After reading a front-page article in The Times about a young man named Ted Field who had just inherited several hundred million dollars as an heir to the Marshall Field fortune, he wrote him a letter.
“I can remember my secretary raising her eyebrows that we had sunk to the point of writing cold-call letters to people we read about in the newspapers,” Samuelson said.

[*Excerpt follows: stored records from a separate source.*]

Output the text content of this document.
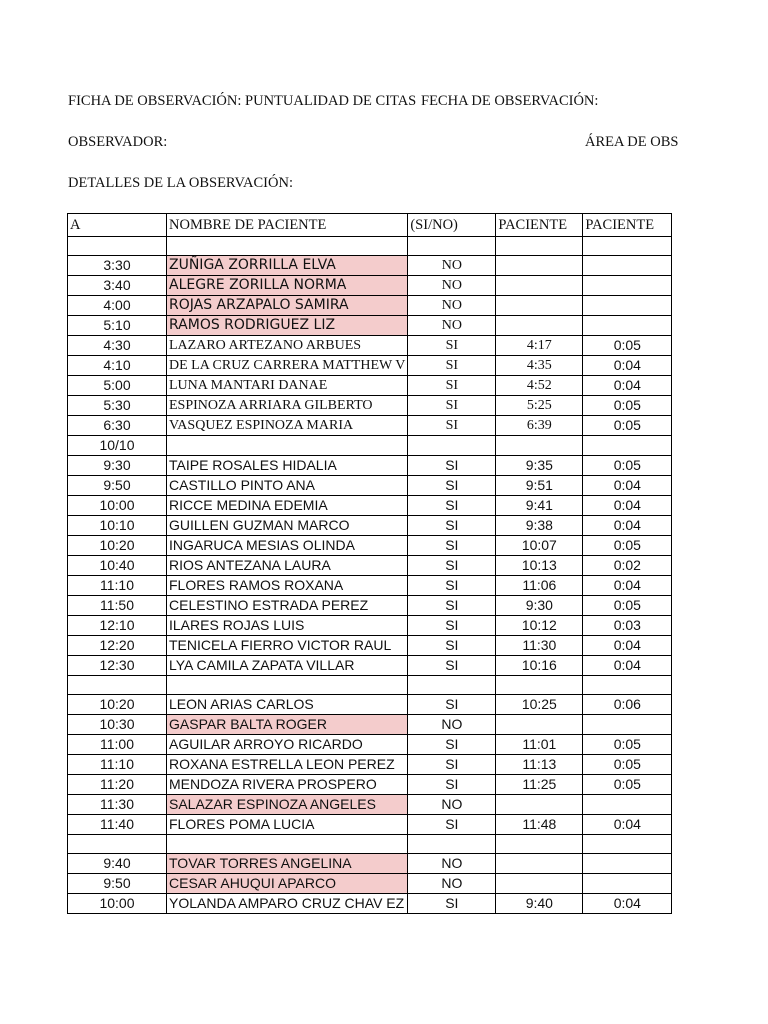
FICHA DE OBSERVACIÓN: PUNTUALIDAD DE CITAS FECHA DE OBSERVACIÓN:
OBSERVADOR:	ÁREA DE OBS
DETALLES DE LA OBSERVACIÓN:
A	NOMBRE DE PACIENTE	(SI/NO)	PACIENTE	PACIENTE

3:30	ZUÑIGA ZORRILLA ELVA	NO		
3:40	ALEGRE ZORILLA NORMA	NO		
4:00	ROJAS ARZAPALO SAMIRA	NO		
5:10	RAMOS RODRIGUEZ LIZ	NO		
4:30	LAZARO ARTEZANO ARBUES	SI	4:17	0:05
4:10	DE LA CRUZ CARRERA MATTHEW V	SI	4:35	0:04
5:00	LUNA MANTARI DANAE	SI	4:52	0:04
5:30	ESPINOZA ARRIARA GILBERTO	SI	5:25	0:05
6:30	VASQUEZ ESPINOZA MARIA	SI	6:39	0:05
10/10				
9:30	TAIPE ROSALES HIDALIA	SI	9:35	0:05
9:50	CASTILLO PINTO ANA	SI	9:51	0:04
10:00	RICCE MEDINA EDEMIA	SI	9:41	0:04
10:10	GUILLEN GUZMAN MARCO	SI	9:38	0:04
10:20	INGARUCA MESIAS OLINDA	SI	10:07	0:05
10:40	RIOS ANTEZANA LAURA	SI	10:13	0:02
11:10	FLORES RAMOS ROXANA	SI	11:06	0:04
11:50	CELESTINO ESTRADA PEREZ	SI	9:30	0:05
12:10	ILARES ROJAS LUIS	SI	10:12	0:03
12:20	TENICELA FIERRO VICTOR RAUL	SI	11:30	0:04
12:30	LYA CAMILA ZAPATA VILLAR	SI	10:16	0:04

10:20	LEON ARIAS CARLOS	SI	10:25	0:06
10:30	GASPAR BALTA ROGER	NO		
11:00	AGUILAR ARROYO RICARDO	SI	11:01	0:05
11:10	ROXANA ESTRELLA LEON PEREZ	SI	11:13	0:05
11:20	MENDOZA RIVERA PROSPERO	SI	11:25	0:05
11:30	SALAZAR ESPINOZA ANGELES	NO		
11:40	FLORES POMA LUCIA	SI	11:48	0:04

9:40	TOVAR TORRES ANGELINA	NO		
9:50	CESAR AHUQUI APARCO	NO		
10:00	YOLANDA AMPARO CRUZ CHAV EZ	SI	9:40	0:04
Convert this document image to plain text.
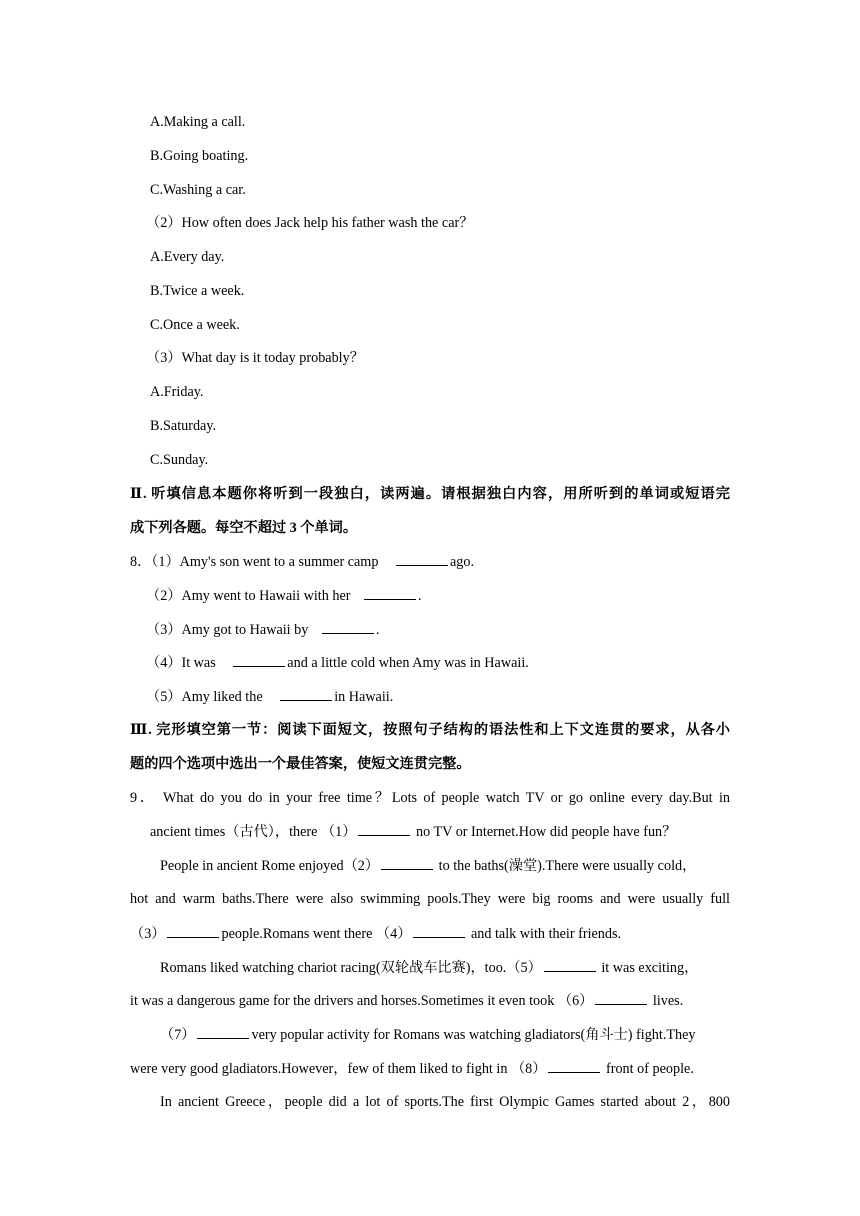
A.Making a call.
B.Going boating.
C.Washing a car.
（2）How often does Jack help his father wash the car？
A.Every day.
B.Twice a week.
C.Once a week.
（3）What day is it today probably？
A.Friday.
B.Saturday.
C.Sunday.
Ⅱ. 听填信息本题你将听到一段独白，读两遍。请根据独白内容，用所听到的单词或短语完
成下列各题。每空不超过 3 个单词。
8．（1）Amy's son went to a summer camp	ago.
（2）Amy went to Hawaii with her	.
（3）Amy got to Hawaii by	.
（4）It was	and a little cold when Amy was in Hawaii.
（5）Amy liked the	in Hawaii.
Ⅲ. 完形填空第一节：阅读下面短文，按照句子结构的语法性和上下文连贯的要求，从各小
题的四个选项中选出一个最佳答案，使短文连贯完整。
9． What do you do in your free time？Lots of people watch TV or go online every day.But in
ancient times（古代），there （1）	no TV or Internet.How did people have fun？
People in ancient Rome enjoyed（2）	to the baths(澡堂).There were usually cold，
hot and warm baths.There were also swimming pools.They were big rooms and were usually full
（3）	people.Romans went there （4）	and talk with their friends.
Romans liked watching chariot racing(双轮战车比赛)，too.（5）	it was exciting，
it was a dangerous game for the drivers and horses.Sometimes it even took （6）	lives.
（7）	very popular activity for Romans was watching gladiators(角斗士) fight.They
were very good gladiators.However，few of them liked to fight in （8）	front of people.
In ancient Greece，people did a lot of sports.The first Olympic Games started about 2，800
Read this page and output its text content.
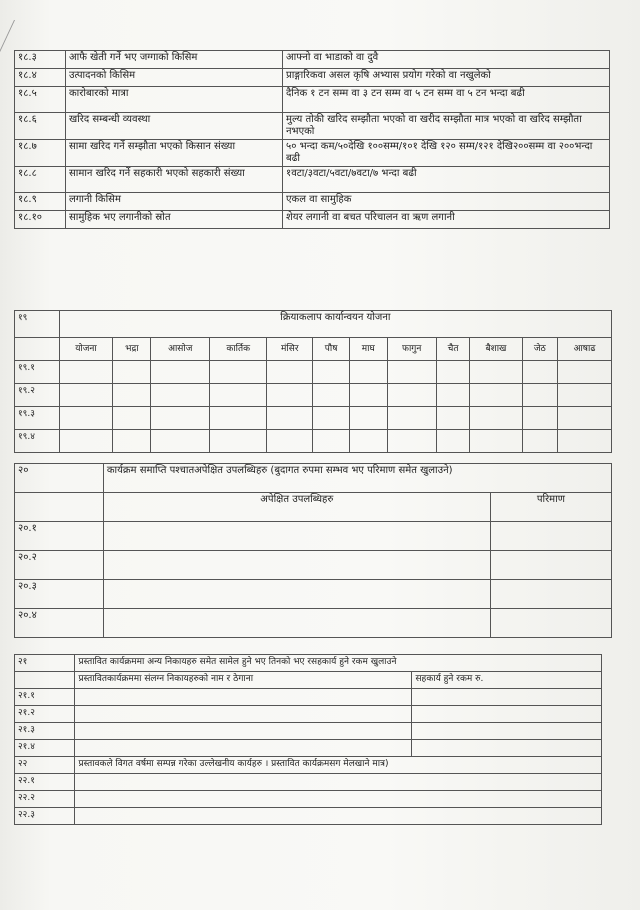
१८.३	आफै खेती गर्ने भए जग्गाको किसिम	आफ्नो वा भाडाको वा दुवै
१८.४	उत्पादनको किसिम	प्राङ्गारिकवा असल कृषि अभ्यास प्रयोग गरेको वा नखुलेको
१८.५	कारोबारको मात्रा	दैनिक १ टन सम्म वा ३ टन सम्म वा ५ टन सम्म वा ५ टन भन्दा बढी
१८.६	खरिद सम्बन्धी व्यवस्था	मुल्य तोकी खरिद सम्झौता भएको वा खरीद सम्झौता मात्र भएको वा खरिद सम्झौता नभएको
१८.७	सामा खरिद गर्ने सम्झौता भएको किसान संख्या	५० भन्दा कम/५०देखि १००सम्म/१०१ देखि १२० सम्म/१२१ देखि२००सम्म वा २००भन्दा बढी
१८.८	सामान खरिद गर्ने सहकारी भएको सहकारी संख्या	१वटा/३वटा/५वटा/७वटा/७ भन्दा बढी
१८.९	लगानी किसिम	एकल वा सामुहिक
१८.१०	सामुहिक भए लगानीको स्रोत	शेयर लगानी वा बचत परिचालन वा ऋण लगानी
१९	क्रियाकलाप कार्यान्वयन योजना											
	योजना	भद्रा	आसोज	कार्तिक	मंसिर	पौष	माघ	फागुन	चैत	बैशाख	जेठ	आषाढ
१९.१												
१९.२												
१९.३												
१९.४												
२०	कार्यक्रम समाप्ति पश्चातअपेक्षित उपलब्धिहरु (बुदागत रुपमा सम्भव भए परिमाण समेत खुलाउने)	
	अपेक्षित उपलब्धिहरु	परिमाण
२०.१		
२०.२		
२०.३		
२०.४		
२१	प्रस्तावित कार्यक्रममा अन्य निकायहरु समेत सामेल हुने भए तिनको भए रसहकार्य हुने रकम खुलाउने	
	प्रस्तावितकार्यक्रममा संलग्न निकायहरुको नाम र ठेगाना	सहकार्य हुने रकम रु.
२१.१		
२१.२		
२१.३		
२१.४		
२२	प्रस्तावकले विगत वर्षमा सम्पन्न गरेका उल्लेखनीय कार्यहरु । प्रस्तावित कार्यक्रमसग मेलखाने मात्र)	
२२.१		
२२.२		
२२.३		
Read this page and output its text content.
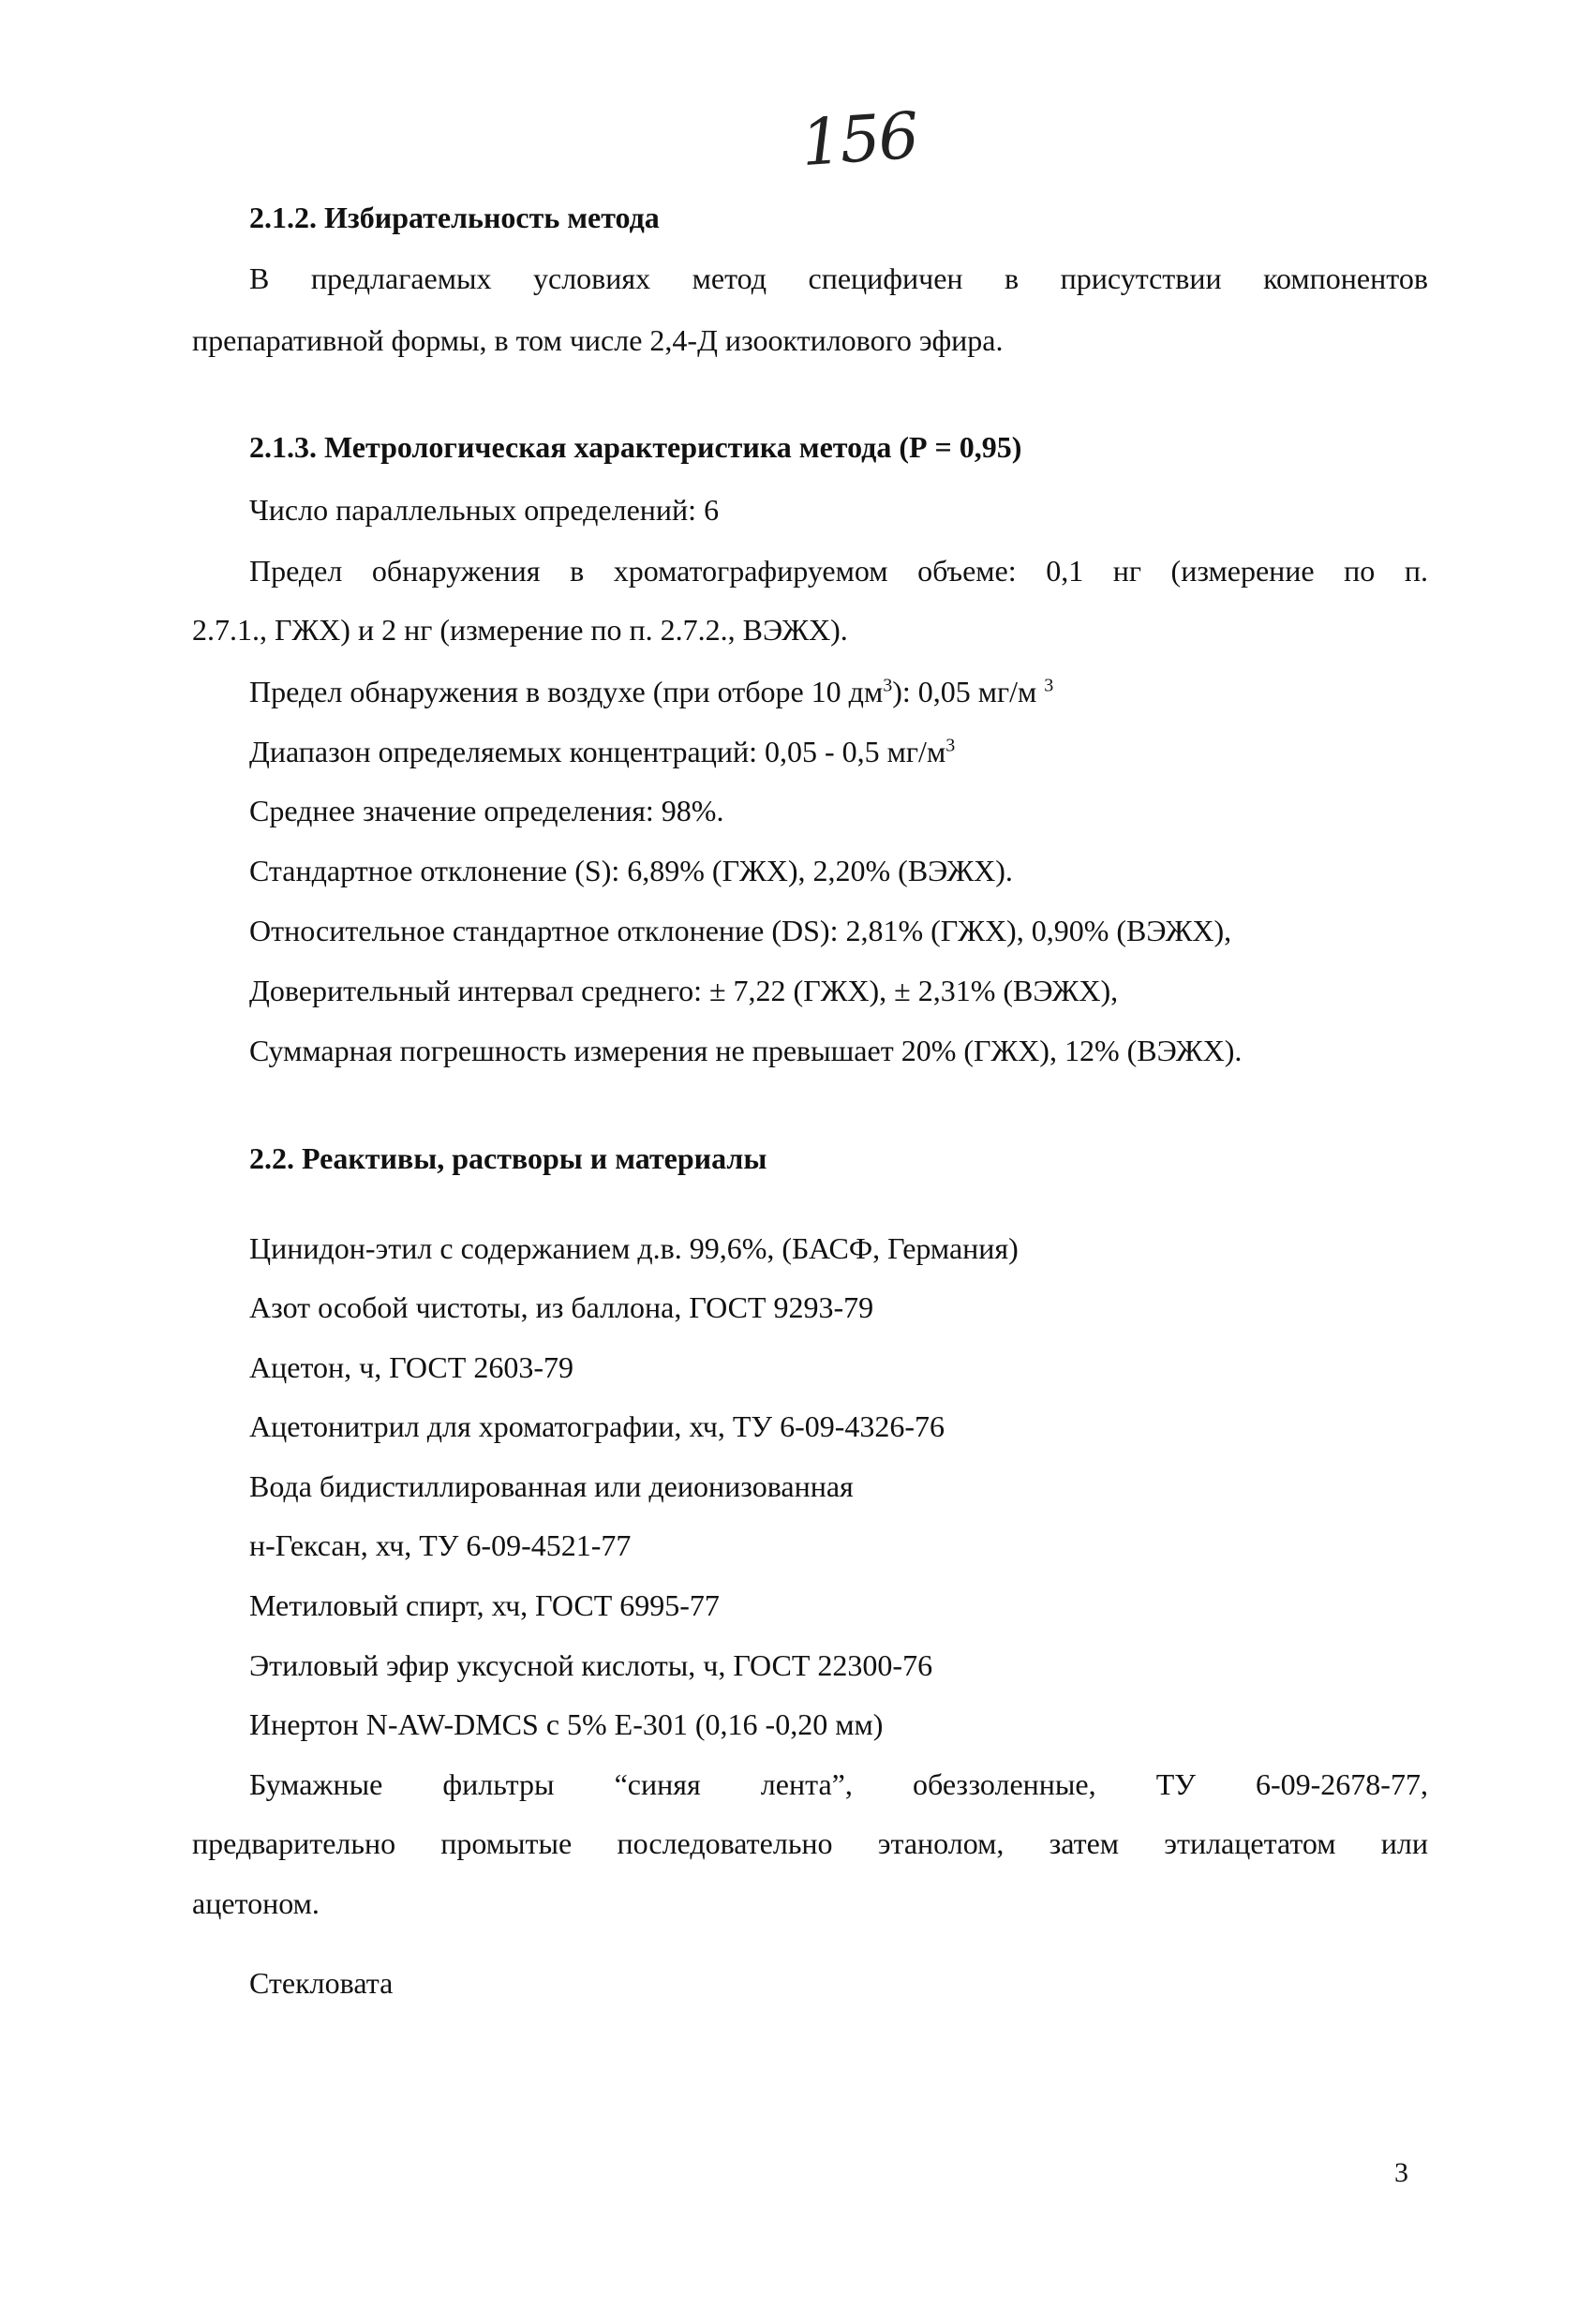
156
2.1.2. Избирательность метода
В предлагаемых условиях метод специфичен в присутствии компонентов
препаративной формы, в том числе 2,4-Д изооктилового эфира.
2.1.3. Метрологическая характеристика метода (Р = 0,95)
Число параллельных определений: 6
Предел обнаружения в хроматографируемом объеме: 0,1 нг (измерение по п.
2.7.1., ГЖХ) и 2 нг (измерение по п. 2.7.2., ВЭЖХ).
Предел обнаружения в воздухе (при отборе 10 $дм^3$): 0,05 мг/м $^3$
Диапазон определяемых концентраций: 0,05 - 0,5 $мг/м^3$
Среднее значение определения: 98%.
Стандартное отклонение (S): 6,89% (ГЖХ), 2,20% (ВЭЖХ).
Относительное стандартное отклонение (DS): 2,81% (ГЖХ), 0,90% (ВЭЖХ),
Доверительный интервал среднего: ± 7,22 (ГЖХ), ± 2,31% (ВЭЖХ),
Суммарная погрешность измерения не превышает 20% (ГЖХ), 12% (ВЭЖХ).
2.2. Реактивы, растворы и материалы
Цинидон-этил с содержанием д.в. 99,6%, (БАСФ, Германия)
Азот особой чистоты, из баллона, ГОСТ 9293-79
Ацетон, ч, ГОСТ 2603-79
Ацетонитрил для хроматографии, хч, ТУ 6-09-4326-76
Вода бидистиллированная или деионизованная
н-Гексан, хч, ТУ 6-09-4521-77
Метиловый спирт, хч, ГОСТ 6995-77
Этиловый эфир уксусной кислоты, ч, ГОСТ 22300-76
Инертон N-AW-DMCS с 5% Е-301 (0,16 -0,20 мм)
Бумажные фильтры “синяя лента”, обеззоленные, ТУ 6-09-2678-77,
предварительно промытые последовательно этанолом, затем этилацетатом или
ацетоном.
Стекловата
3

It worked. Field, 25 at the time and attending Pomona College, remembers being so impressed with how “intelligent” Samuelson sounded in his letter that he agreed to have lunch. Then he agreed to put up the missing half of the budget. After the film was completed, he proposed that the two of them go into the movie business together.
Samuelson headed the film division of Field’s company, Interscope Communications, for four years until 1984, then spent a year on the corporate side, where he helped engineer Field’s $40-million acquisition of Panavision.
“I have nothing but great things to say about Peter’s integrity and intelligence,” said Field, who made a killing four years later when he sold the camera giant for $100 million.
Samuelson, who maintains dual citizenship, suggests that “one way of looking at what we do is a kind of cultural and commercial arbitrage. . . . We’re friendly Americans to the Brits and friendly Brits to the Americans.”
After his grandfather went bankrupt, Samuelson said the old man “strictly prohibited my father’s generation from being producers because he thought it was too risky. He said, ‘Do something where they hire you, it’s safer. So, they did. . . . But I never knew him. So, I’m a producer.”